Almost all of the Ravens’ current core players were drafted by the team and it has been that way since the team came into the league in 1996. However, nobody’s perfect, and that includes Newsome. His one flaw has been when it come to drafting or acquiring receivers – he hasn’t snagged the most talented guys at that particular position.
Just take Mark Clayton for example. The 32-year-old wide receiver was taken 22nd overall by the Ravens in the 2005 draft. Coming out of Oklahoma State, Clayton was one of the top prospects in that draft class and the Ravens expected big things from him. After catching 67 passes in his second year and totaling 939 yards and five touchdowns, the Ravens’ excitement grew even larger.
However, Clayton went downhill from there. He caught 48 passes in 2007, 41 in 2008, and then 34 in 2009 before getting traded to the St. Louis Rams. He played two seasons for the Rams, totaling 26 receptions and 332 yards while playing in just seven games in the two years combined. He has been out of the league since 2011.
That was a fail – perhaps the largest in Ravens history.
They have also tried to draft receivers in later rounds and have picked up veteran receivers such as Lee Evans and T.J. Houshmandzadeh, but they just get cut one or two years later either way.

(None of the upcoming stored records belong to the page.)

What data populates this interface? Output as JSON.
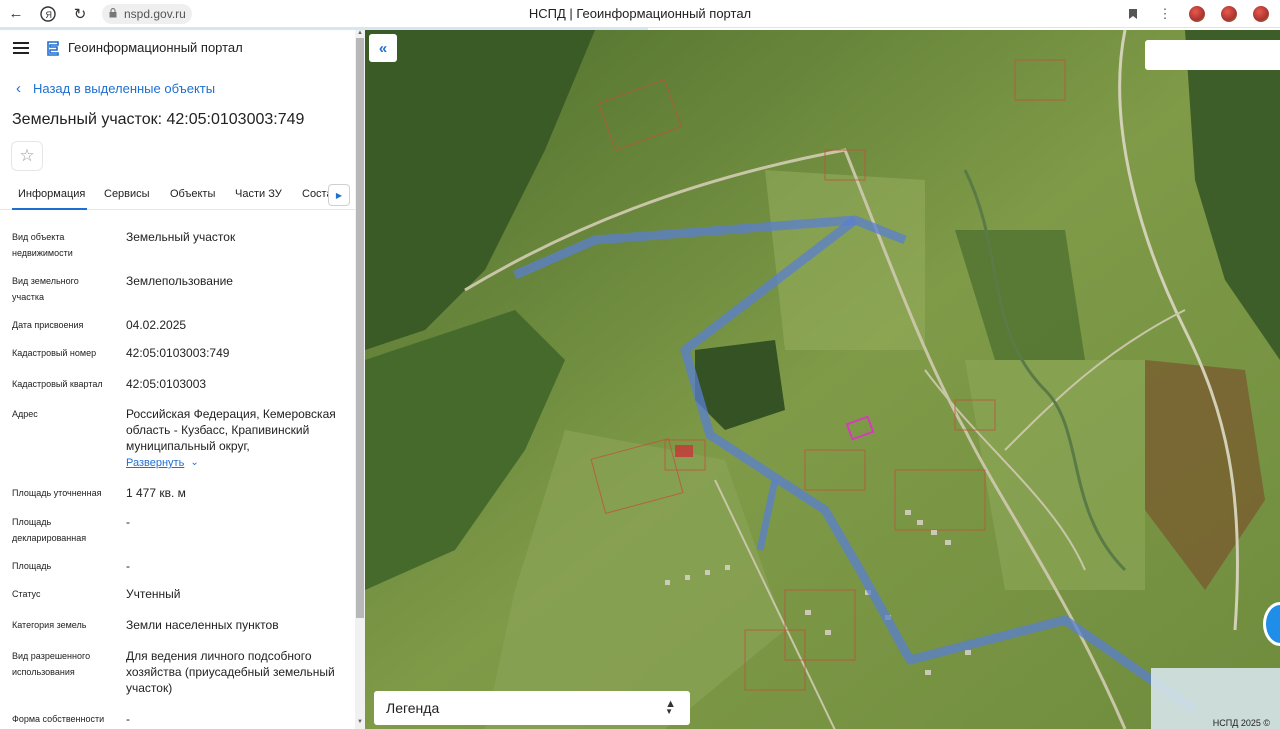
{
  "browser": {
    "url": "nspd.gov.ru",
    "tab_title": "НСПД | Геоинформационный портал"
  },
  "header": {
    "portal_name": "Геоинформационный портал"
  },
  "back_link": "Назад в выделенные объекты",
  "object_title": "Земельный участок: 42:05:0103003:749",
  "tabs": [
    {
      "label": "Информация",
      "active": true
    },
    {
      "label": "Сервисы",
      "active": false
    },
    {
      "label": "Объекты",
      "active": false
    },
    {
      "label": "Части ЗУ",
      "active": false
    },
    {
      "label": "Состав ЗУ",
      "active": false
    }
  ],
  "info": {
    "type_label": "Вид объекта недвижимости",
    "type_value": "Земельный участок",
    "plot_kind_label": "Вид земельного участка",
    "plot_kind_value": "Землепользование",
    "assigned_label": "Дата присвоения",
    "assigned_value": "04.02.2025",
    "cadnum_label": "Кадастровый номер",
    "cadnum_value": "42:05:0103003:749",
    "quarter_label": "Кадастровый квартал",
    "quarter_value": "42:05:0103003",
    "address_label": "Адрес",
    "address_value": "Российская Федерация, Кемеровская область - Кузбасс, Крапивинский муниципальный округ,",
    "address_expand": "Развернуть",
    "area_spec_label": "Площадь уточненная",
    "area_spec_value": "1 477 кв. м",
    "area_decl_label": "Площадь декларированная",
    "area_decl_value": "-",
    "area_label": "Площадь",
    "area_value": "-",
    "status_label": "Статус",
    "status_value": "Учтенный",
    "category_label": "Категория земель",
    "category_value": "Земли населенных пунктов",
    "permitted_label": "Вид разрешенного использования",
    "permitted_value": "Для ведения личного подсобного хозяйства (приусадебный земельный участок)",
    "ownership_label": "Форма собственности",
    "ownership_value": "-"
  },
  "map": {
    "legend_label": "Легенда",
    "copyright": "НСПД 2025 ©"
  },
  "colors": {
    "accent": "#1f6fd1",
    "route": "#5a7fd0",
    "selected_parcel": "#d43cb8"
  }
}
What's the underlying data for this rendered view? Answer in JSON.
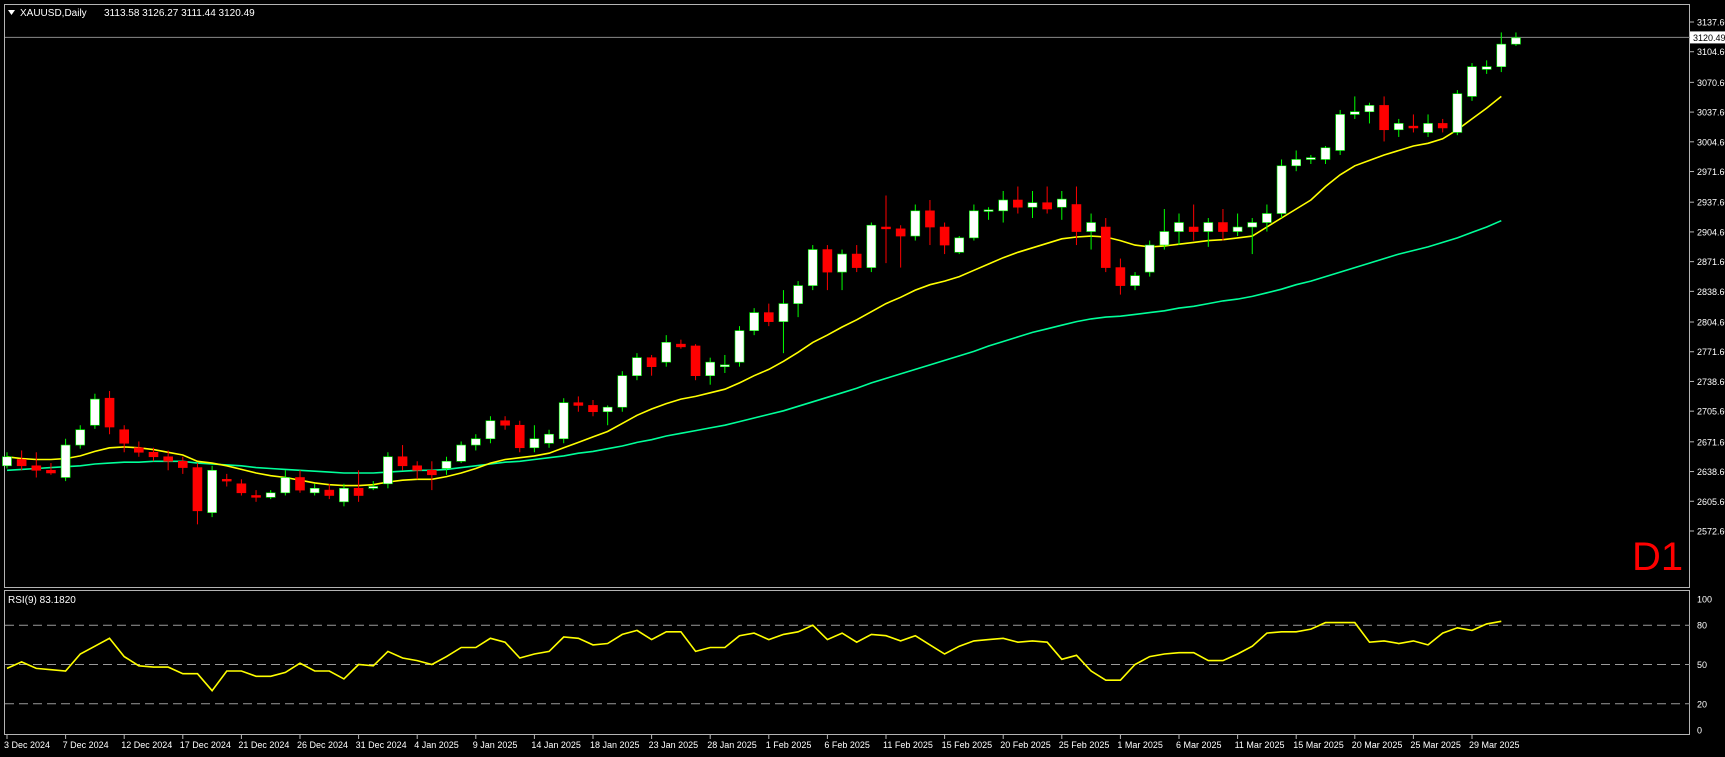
{
  "header": {
    "symbol": "XAUUSD,Daily",
    "ohlc": "3113.58 3126.27 3111.44 3120.49"
  },
  "watermark": "D1",
  "colors": {
    "background": "#000000",
    "bull_fill": "#ffffff",
    "bear_fill": "#ff0000",
    "wick_up": "#00ff00",
    "wick_down": "#ff0000",
    "ma_fast": "#ffff00",
    "ma_slow": "#00ff99",
    "rsi": "#ffff00",
    "grid_text": "#ffffff",
    "bid_line": "#8a8a8a"
  },
  "chart_data": [
    {
      "type": "candlestick",
      "title": "XAUUSD,Daily",
      "price_ticks": [
        "3137.60",
        "3104.60",
        "3070.60",
        "3037.60",
        "3004.60",
        "2971.60",
        "2937.60",
        "2904.60",
        "2871.60",
        "2838.60",
        "2804.60",
        "2771.60",
        "2738.60",
        "2705.60",
        "2671.60",
        "2638.60",
        "2605.60",
        "2572.60"
      ],
      "ylim": [
        2572.6,
        3137.6
      ],
      "current_price_label": "3120.49",
      "current_price": 3120.49,
      "date_labels": [
        "3 Dec 2024",
        "7 Dec 2024",
        "12 Dec 2024",
        "17 Dec 2024",
        "21 Dec 2024",
        "26 Dec 2024",
        "31 Dec 2024",
        "4 Jan 2025",
        "9 Jan 2025",
        "14 Jan 2025",
        "18 Jan 2025",
        "23 Jan 2025",
        "28 Jan 2025",
        "1 Feb 2025",
        "6 Feb 2025",
        "11 Feb 2025",
        "15 Feb 2025",
        "20 Feb 2025",
        "25 Feb 2025",
        "1 Mar 2025",
        "6 Mar 2025",
        "11 Mar 2025",
        "15 Mar 2025",
        "20 Mar 2025",
        "25 Mar 2025",
        "29 Mar 2025"
      ],
      "date_label_bar_index": [
        0,
        4,
        8,
        12,
        16,
        20,
        24,
        28,
        32,
        36,
        40,
        44,
        48,
        52,
        56,
        60,
        64,
        68,
        72,
        76,
        80,
        84,
        88,
        92,
        96,
        100
      ],
      "candles": [
        [
          2645,
          2660,
          2642,
          2655
        ],
        [
          2652,
          2662,
          2640,
          2645
        ],
        [
          2645,
          2660,
          2632,
          2640
        ],
        [
          2640,
          2648,
          2635,
          2637
        ],
        [
          2632,
          2675,
          2628,
          2668
        ],
        [
          2668,
          2690,
          2664,
          2685
        ],
        [
          2690,
          2725,
          2686,
          2719
        ],
        [
          2720,
          2728,
          2680,
          2688
        ],
        [
          2685,
          2690,
          2660,
          2670
        ],
        [
          2665,
          2672,
          2655,
          2660
        ],
        [
          2660,
          2665,
          2650,
          2655
        ],
        [
          2655,
          2662,
          2640,
          2650
        ],
        [
          2650,
          2655,
          2636,
          2643
        ],
        [
          2643,
          2648,
          2580,
          2595
        ],
        [
          2593,
          2645,
          2588,
          2640
        ],
        [
          2630,
          2636,
          2622,
          2628
        ],
        [
          2625,
          2630,
          2612,
          2615
        ],
        [
          2612,
          2618,
          2605,
          2610
        ],
        [
          2610,
          2618,
          2608,
          2615
        ],
        [
          2615,
          2640,
          2612,
          2632
        ],
        [
          2632,
          2640,
          2615,
          2618
        ],
        [
          2615,
          2625,
          2612,
          2620
        ],
        [
          2618,
          2625,
          2608,
          2612
        ],
        [
          2605,
          2625,
          2600,
          2620
        ],
        [
          2620,
          2640,
          2605,
          2612
        ],
        [
          2620,
          2628,
          2618,
          2622
        ],
        [
          2625,
          2660,
          2620,
          2655
        ],
        [
          2655,
          2668,
          2640,
          2645
        ],
        [
          2645,
          2650,
          2630,
          2640
        ],
        [
          2640,
          2650,
          2618,
          2635
        ],
        [
          2642,
          2655,
          2635,
          2650
        ],
        [
          2650,
          2672,
          2648,
          2668
        ],
        [
          2668,
          2680,
          2662,
          2675
        ],
        [
          2675,
          2700,
          2670,
          2695
        ],
        [
          2695,
          2700,
          2685,
          2690
        ],
        [
          2690,
          2695,
          2660,
          2665
        ],
        [
          2665,
          2690,
          2660,
          2675
        ],
        [
          2670,
          2685,
          2665,
          2680
        ],
        [
          2675,
          2720,
          2670,
          2715
        ],
        [
          2715,
          2722,
          2705,
          2712
        ],
        [
          2712,
          2718,
          2700,
          2705
        ],
        [
          2705,
          2712,
          2690,
          2710
        ],
        [
          2710,
          2750,
          2705,
          2745
        ],
        [
          2745,
          2770,
          2740,
          2765
        ],
        [
          2765,
          2768,
          2745,
          2755
        ],
        [
          2760,
          2790,
          2755,
          2782
        ],
        [
          2780,
          2785,
          2775,
          2777
        ],
        [
          2778,
          2780,
          2740,
          2745
        ],
        [
          2745,
          2765,
          2735,
          2760
        ],
        [
          2755,
          2768,
          2748,
          2757
        ],
        [
          2760,
          2800,
          2755,
          2795
        ],
        [
          2795,
          2820,
          2790,
          2815
        ],
        [
          2815,
          2825,
          2800,
          2805
        ],
        [
          2805,
          2840,
          2770,
          2825
        ],
        [
          2825,
          2850,
          2810,
          2845
        ],
        [
          2845,
          2890,
          2840,
          2885
        ],
        [
          2885,
          2890,
          2840,
          2860
        ],
        [
          2860,
          2885,
          2840,
          2880
        ],
        [
          2880,
          2890,
          2860,
          2865
        ],
        [
          2865,
          2915,
          2860,
          2912
        ],
        [
          2910,
          2945,
          2870,
          2908
        ],
        [
          2908,
          2912,
          2865,
          2900
        ],
        [
          2900,
          2935,
          2895,
          2928
        ],
        [
          2928,
          2940,
          2890,
          2910
        ],
        [
          2910,
          2915,
          2880,
          2890
        ],
        [
          2882,
          2900,
          2880,
          2898
        ],
        [
          2898,
          2935,
          2895,
          2928
        ],
        [
          2928,
          2932,
          2918,
          2929
        ],
        [
          2928,
          2950,
          2915,
          2940
        ],
        [
          2940,
          2955,
          2925,
          2932
        ],
        [
          2932,
          2950,
          2920,
          2937
        ],
        [
          2937,
          2955,
          2925,
          2930
        ],
        [
          2932,
          2950,
          2918,
          2941
        ],
        [
          2935,
          2955,
          2890,
          2905
        ],
        [
          2905,
          2925,
          2885,
          2915
        ],
        [
          2910,
          2920,
          2860,
          2865
        ],
        [
          2865,
          2875,
          2835,
          2845
        ],
        [
          2845,
          2860,
          2840,
          2856
        ],
        [
          2860,
          2895,
          2855,
          2890
        ],
        [
          2890,
          2930,
          2885,
          2905
        ],
        [
          2905,
          2925,
          2890,
          2915
        ],
        [
          2910,
          2935,
          2895,
          2905
        ],
        [
          2905,
          2920,
          2888,
          2915
        ],
        [
          2915,
          2930,
          2895,
          2905
        ],
        [
          2905,
          2925,
          2900,
          2910
        ],
        [
          2910,
          2920,
          2880,
          2915
        ],
        [
          2915,
          2935,
          2905,
          2925
        ],
        [
          2925,
          2985,
          2920,
          2978
        ],
        [
          2978,
          2995,
          2972,
          2985
        ],
        [
          2985,
          2990,
          2980,
          2987
        ],
        [
          2985,
          3000,
          2980,
          2998
        ],
        [
          2995,
          3040,
          2990,
          3035
        ],
        [
          3035,
          3055,
          3030,
          3038
        ],
        [
          3038,
          3048,
          3025,
          3045
        ],
        [
          3045,
          3055,
          3005,
          3018
        ],
        [
          3018,
          3030,
          3010,
          3025
        ],
        [
          3022,
          3035,
          3015,
          3020
        ],
        [
          3015,
          3035,
          3010,
          3025
        ],
        [
          3025,
          3030,
          3015,
          3020
        ],
        [
          3015,
          3062,
          3012,
          3058
        ],
        [
          3055,
          3092,
          3050,
          3088
        ],
        [
          3085,
          3095,
          3080,
          3088
        ],
        [
          3088,
          3126,
          3082,
          3113
        ],
        [
          3113,
          3126,
          3111,
          3120
        ]
      ],
      "ma_fast": [
        2655,
        2653,
        2652,
        2652,
        2653,
        2656,
        2661,
        2665,
        2666,
        2665,
        2663,
        2660,
        2657,
        2650,
        2648,
        2645,
        2641,
        2637,
        2634,
        2632,
        2629,
        2626,
        2624,
        2623,
        2623,
        2624,
        2627,
        2629,
        2630,
        2630,
        2633,
        2637,
        2642,
        2648,
        2652,
        2654,
        2656,
        2659,
        2665,
        2671,
        2677,
        2683,
        2692,
        2701,
        2708,
        2714,
        2719,
        2722,
        2726,
        2730,
        2737,
        2745,
        2752,
        2761,
        2771,
        2782,
        2790,
        2799,
        2807,
        2816,
        2825,
        2832,
        2840,
        2846,
        2850,
        2855,
        2862,
        2869,
        2876,
        2882,
        2887,
        2892,
        2897,
        2899,
        2900,
        2899,
        2895,
        2890,
        2888,
        2889,
        2891,
        2893,
        2895,
        2896,
        2898,
        2900,
        2910,
        2920,
        2930,
        2940,
        2955,
        2968,
        2978,
        2984,
        2990,
        2995,
        3000,
        3003,
        3008,
        3018,
        3030,
        3042,
        3055
      ],
      "ma_slow": [
        2640,
        2641,
        2642,
        2643,
        2644,
        2645,
        2647,
        2648,
        2649,
        2649,
        2650,
        2650,
        2650,
        2648,
        2647,
        2646,
        2645,
        2643,
        2642,
        2641,
        2640,
        2639,
        2638,
        2637,
        2637,
        2637,
        2638,
        2639,
        2640,
        2640,
        2641,
        2643,
        2645,
        2647,
        2649,
        2650,
        2652,
        2654,
        2656,
        2659,
        2661,
        2664,
        2667,
        2671,
        2674,
        2678,
        2681,
        2684,
        2687,
        2690,
        2694,
        2698,
        2702,
        2706,
        2711,
        2716,
        2721,
        2726,
        2731,
        2737,
        2742,
        2747,
        2752,
        2757,
        2762,
        2767,
        2772,
        2778,
        2783,
        2788,
        2793,
        2797,
        2801,
        2805,
        2808,
        2810,
        2811,
        2813,
        2815,
        2817,
        2820,
        2822,
        2825,
        2828,
        2830,
        2833,
        2837,
        2841,
        2846,
        2850,
        2855,
        2860,
        2865,
        2870,
        2875,
        2880,
        2884,
        2888,
        2893,
        2898,
        2904,
        2910,
        2917
      ]
    },
    {
      "type": "line",
      "title": "RSI(9) 83.1820",
      "ticks": [
        "100",
        "80",
        "50",
        "20",
        "0"
      ],
      "levels": [
        80,
        50,
        20
      ],
      "ylim": [
        0,
        100
      ],
      "values": [
        47,
        52,
        47,
        46,
        45,
        58,
        64,
        70,
        56,
        49,
        48,
        48,
        43,
        43,
        30,
        45,
        45,
        41,
        41,
        44,
        51,
        45,
        45,
        39,
        50,
        49,
        60,
        55,
        53,
        50,
        56,
        63,
        63,
        70,
        67,
        55,
        58,
        60,
        71,
        70,
        65,
        66,
        73,
        76,
        69,
        75,
        75,
        60,
        63,
        63,
        72,
        74,
        69,
        73,
        75,
        80,
        69,
        74,
        67,
        73,
        72,
        68,
        72,
        65,
        58,
        64,
        68,
        69,
        70,
        67,
        68,
        67,
        54,
        57,
        45,
        38,
        38,
        50,
        56,
        58,
        59,
        59,
        53,
        53,
        58,
        64,
        74,
        75,
        75,
        77,
        82,
        82,
        82,
        67,
        68,
        66,
        68,
        65,
        74,
        78,
        76,
        81,
        83
      ]
    }
  ]
}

The Ravens never went all-out on a receiver in the first round or in free agency, and that was a problem.
That all changed in 2009 when they traded a 3rd and 4th round pick to the Arizona Cardinals for Pro-Bowl receiver Anquan Boldin. Boldin caught over 100 passes twice and totaled over 1,000 receiving yards five times in his seven years with the Cards. He brought to Baltimore a totally new dimension of receiving for the Ravens, posing a 6-foot-1, 220 pound body.
Although he didn’t perform nearly as well on the Ravens as he did with Arizona, he brought something to the table that the Ravens never had. Boldin caught 64 passes for 837 yards in his first season with the Ravens and ended his three-year stint in Baltimore totaling 186 receptions and 2,645 yards through the air.
To everyone’s knowledge, he was extremely helpful in the Ravens’ 2012 Super Bowl run. He caught 22 passes for 380 yards and most importantly scored four touchdowns in the Ravens’ four playoff games. The Ravens traded him to San Francisco following the 2012 season.
Just a year after the Ravens traded for Boldin, they struck more gold at the receiver position when they drafted speedy receiver Torrey Smith out of Maryland in the 2nd round of the 2011 draft. Smith ran a 4.43 40-yard-dash in the combine and was considered a steal for the Ravens in the second round.
When he received his first playing time in week three of his rookie campaign, he shined brightly. The first three receptions of his career each went for touchdowns as he became the only player to accomplish such a feat. Smith ended the season with 50 receptions and 841 receiving yards. He then caught 49 passes for 855 yards in 2012, averaging 17.4 yards-per-catch.
Last season, he eclipsed the 1,000-yard mark for the first time in his career, accumulating 1,128 yards. He will be the number one receiver for the Ravens this coming year and will have a mentor lining up on the other side of the field.
Earlier this offseason, the Ravens signed veteran receiver Steve Smith to a three-year deal. The potential Hall-of-Famer will not only be huge in mentoring Smith, but will also be vital in the Ravens passing game. Smith and Smith Sr. (the name that Steve Smith will have on the back of his jersey) will couple together with possession receiver Marlon Brown and the speedy Jacoby Jones to form what is perhaps the best receiving corps in Baltimore Ravens franchise history.
Undrafted free agent Marlon Brown posed a pleasant surprise for the Ravens last year, as he caught 49 passes in his rookie season. The Georgia standout poses a huge 6-foot-5 body, which is extremely tall for a wide receiver and it gives him a distinct advantage. Getting him and forcing Jacoby Jones into the fourth slot rather then the third was huge.
What do you think, is this the best receiving corps that the Ravens have ever had?